Angst. Het menselijk brein bestaat grof gezegd uit in de kern(!) een reptielenbrein, met daar omheen het menselijke, bewuste brein.
Het menselijk bewustzijn kan daarom vaak slechts vanaf de buitenkant raden wat er zich daarbinnen in dat reptielenbrein (oerbrein) afspeelt.

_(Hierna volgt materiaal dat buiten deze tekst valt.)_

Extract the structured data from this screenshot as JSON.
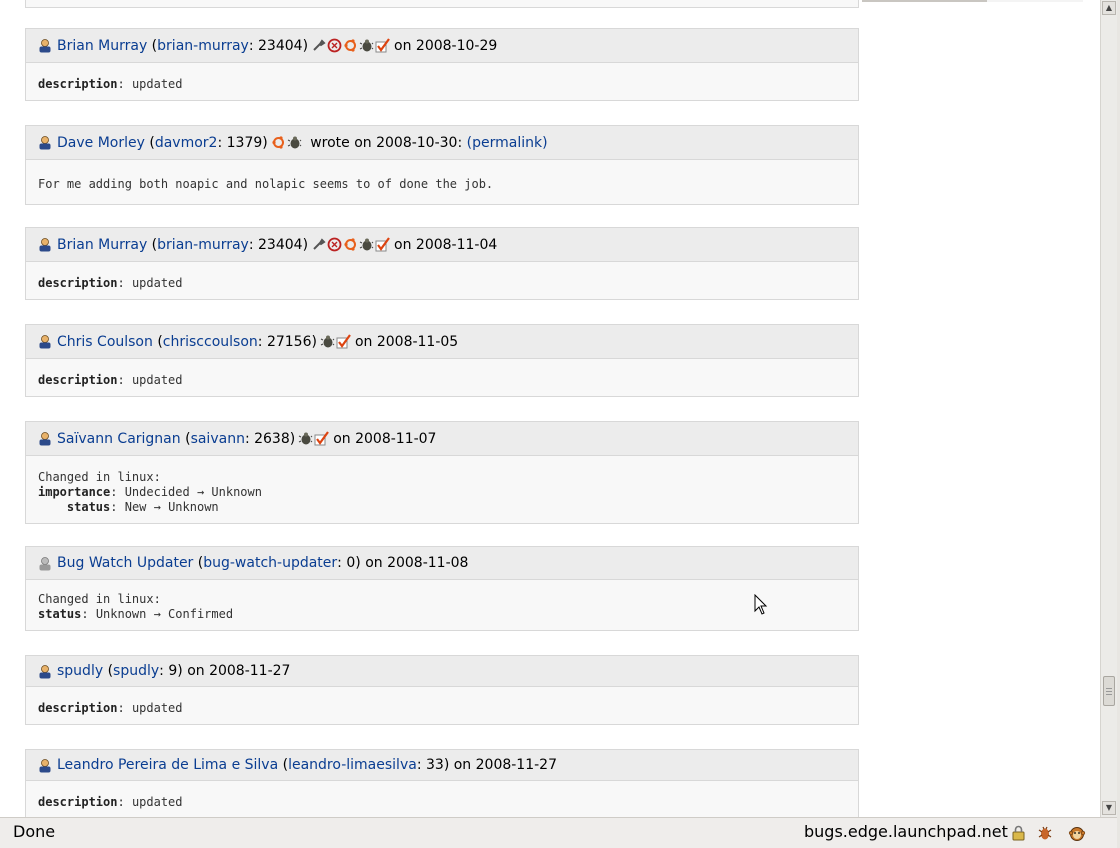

Reflexen lopen niet via het bewustzijn, omdat die weg te lang is. Krijgt men een tak in het gezicht, dan zijn de ogen vaak gesloten voordat men beseft dat men een tak in het gezicht heeft gekregen. Hier gaat het oerbrein instinctief tot actie over, zonder ons bewustzijn eerst in te lichten.
Wellicht kan dit bijvoorbeeld een onredelijke vrees voor spinnen verklaren: men wil vluchten voordat men bewust beseft wat men eigenlijk ziet.
Die rode lichtjes in de struiken, zijn dat de ogen van een bloeddorstig roofdier of zijn het de achterlichten van een wegrijdende auto? Voor de zekerheid eerst vluchten, zou bij menig mens een oerreactie kunnen zijn. En blijken het inderdaad maar achterlichtjes, dan voelt men zich dom - maar men leeft wel.

Dick Swaab zal het uiteraard veel beter uitleggen, maar grofweg komt de opbouw van het menselijk brein daar op neer. En die kennis, dat inzicht, kan een mens wat meer macht over zichzelf geven.